21-22 juillet: la paralysie Samedi matin, alors que les cinq gardes à vue sont prolongés, la résidence d'Issy-les-Moulineaux (Hauts-de-Seine) de M. Benalla est fouillée. L'enquête est ensuite confiée à un juge d'instruction et les suspects sont tous mis en examen et placés sous contrôle judiciaire. Cinq chefs d'accusation ont été portés contre M. Benalla, dont ceux de violences n'ayant pas entraîné d'incapacité de travail temporaire et d'ingérence dans l'exercice d'une fonction publique en accomplissant des actes qui lui étaient réservés. autorité publique.
Pour leur part, les deux présumées victimes présentes sur la vidéo, identifiées, ont indiqué qu'elles avaient accepté d'être entendues, mais plus tard.
Sur les bancs de l'Assemblée, où la révision de la réforme constitutionnelle continue d'être perturbée, les députés de l'opposition demandent des explications après avoir découvert qu'Alexander Benalla bénéficiait d'un badge d'accès à l'hémicycle depuis le 24 juillet 2017. Face à l'impossibilité de poursuivre sereinement les débats, le président de l'Assemblée, François de Rugy, annule la séance de nuit.
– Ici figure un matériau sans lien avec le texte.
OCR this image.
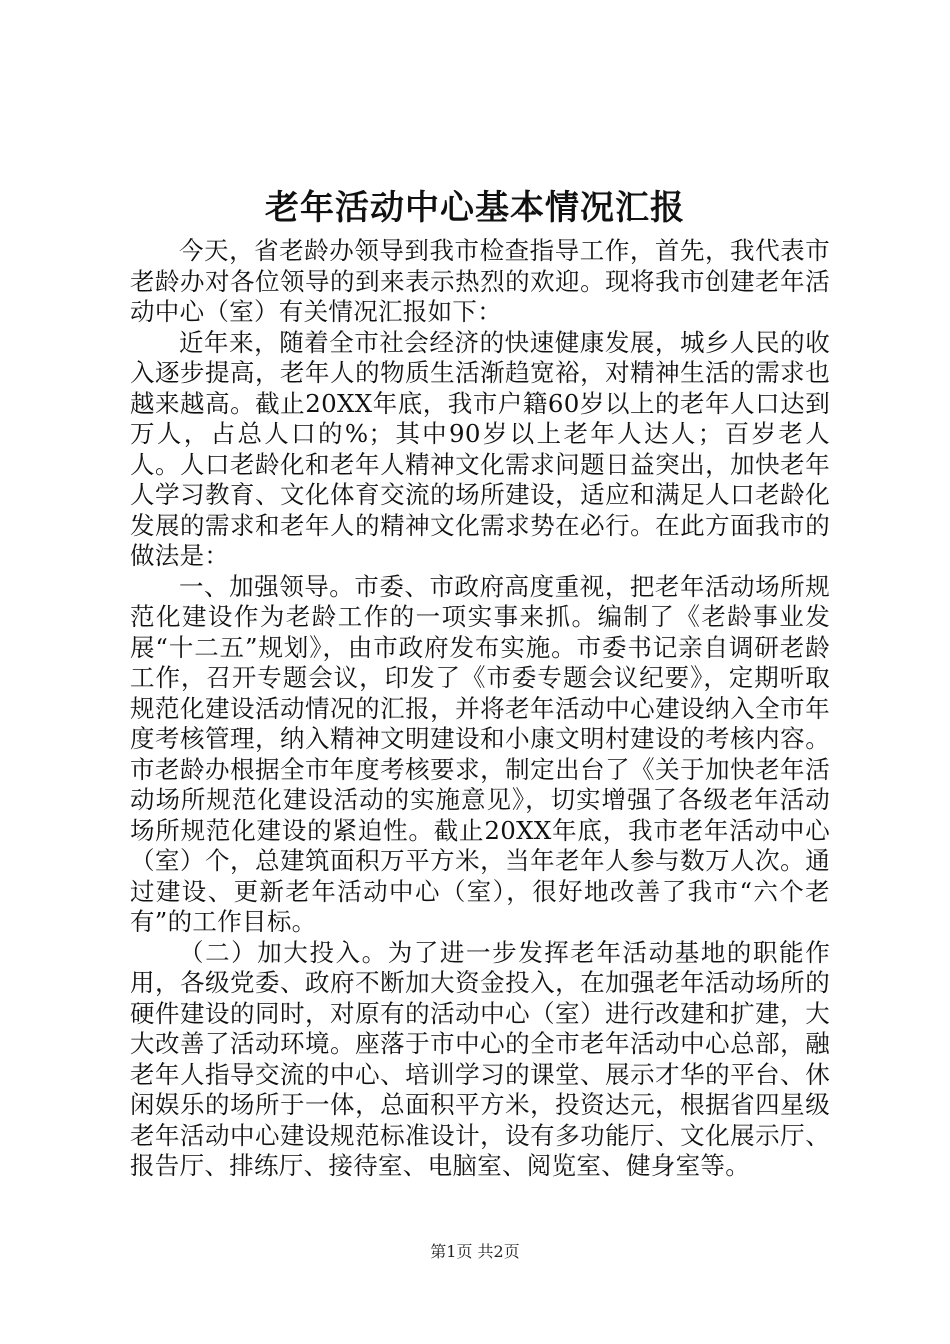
老年活动中心基本情况汇报

今天，省老龄办领导到我市检查指导工作，首先，我代表市老龄办对各位领导的到来表示热烈的欢迎。现将我市创建老年活动中心（室）有关情况汇报如下：

近年来，随着全市社会经济的快速健康发展，城乡人民的收入逐步提高，老年人的物质生活渐趋宽裕，对精神生活的需求也越来越高。截止20XX年底，我市户籍60岁以上的老年人口达到万人，占总人口的%；其中90岁以上老年人达人；百岁老人人。人口老龄化和老年人精神文化需求问题日益突出，加快老年人学习教育、文化体育交流的场所建设，适应和满足人口老龄化发展的需求和老年人的精神文化需求势在必行。在此方面我市的做法是：

一、加强领导。市委、市政府高度重视，把老年活动场所规范化建设作为老龄工作的一项实事来抓。编制了《老龄事业发展“十二五”规划》，由市政府发布实施。市委书记亲自调研老龄工作，召开专题会议，印发了《市委专题会议纪要》，定期听取规范化建设活动情况的汇报，并将老年活动中心建设纳入全市年度考核管理，纳入精神文明建设和小康文明村建设的考核内容。市老龄办根据全市年度考核要求，制定出台了《关于加快老年活动场所规范化建设活动的实施意见》，切实增强了各级老年活动场所规范化建设的紧迫性。截止20XX年底，我市老年活动中心（室）个，总建筑面积万平方米，当年老年人参与数万人次。通过建设、更新老年活动中心（室），很好地改善了我市“六个老有”的工作目标。

（二）加大投入。为了进一步发挥老年活动基地的职能作用，各级党委、政府不断加大资金投入，在加强老年活动场所的硬件建设的同时，对原有的活动中心（室）进行改建和扩建，大大改善了活动环境。座落于市中心的全市老年活动中心总部，融老年人指导交流的中心、培训学习的课堂、展示才华的平台、休闲娱乐的场所于一体，总面积平方米，投资达元，根据省四星级老年活动中心建设规范标准设计，设有多功能厅、文化展示厅、报告厅、排练厅、接待室、电脑室、阅览室、健身室等。

第1页 共2页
Lire la chronique de Françoise Fressoz:


Benalla: Gerard Collomb, l'homme faible de l'affaire

Cinq jours après les premières révélations, l'affaire Benalla avait raison, au moins temporairement, du projet de révision constitutionnelle voulu par Emmanuel Macron: à la reprise de la session, dimanche matin, le gouvernement suspend officiellement le travail jusqu'à nouvel ordre, après un blocage sans précédent de l'Assemblée nationale.
Dans la soirée, l'entourage du Président communique un message laconique, assurant que "il y a eu et il n'y aura pas d'impunité" pour des faits jugés "inacceptables". Après une réunion à l'Elysée réunissant plusieurs membres du gouvernement, un participant rapporte que le chef de l'Etat «condamne à la fois le comportement des fauteurs de troubles et les dysfonctionnements qui ont permis à Alexandre Benalla de faire cela».

Leave a comment

Send a Comment

Your email address will not be published. Required fields are marked *

This site uses Akismet to reduce spam. Learn how your comment data is processed.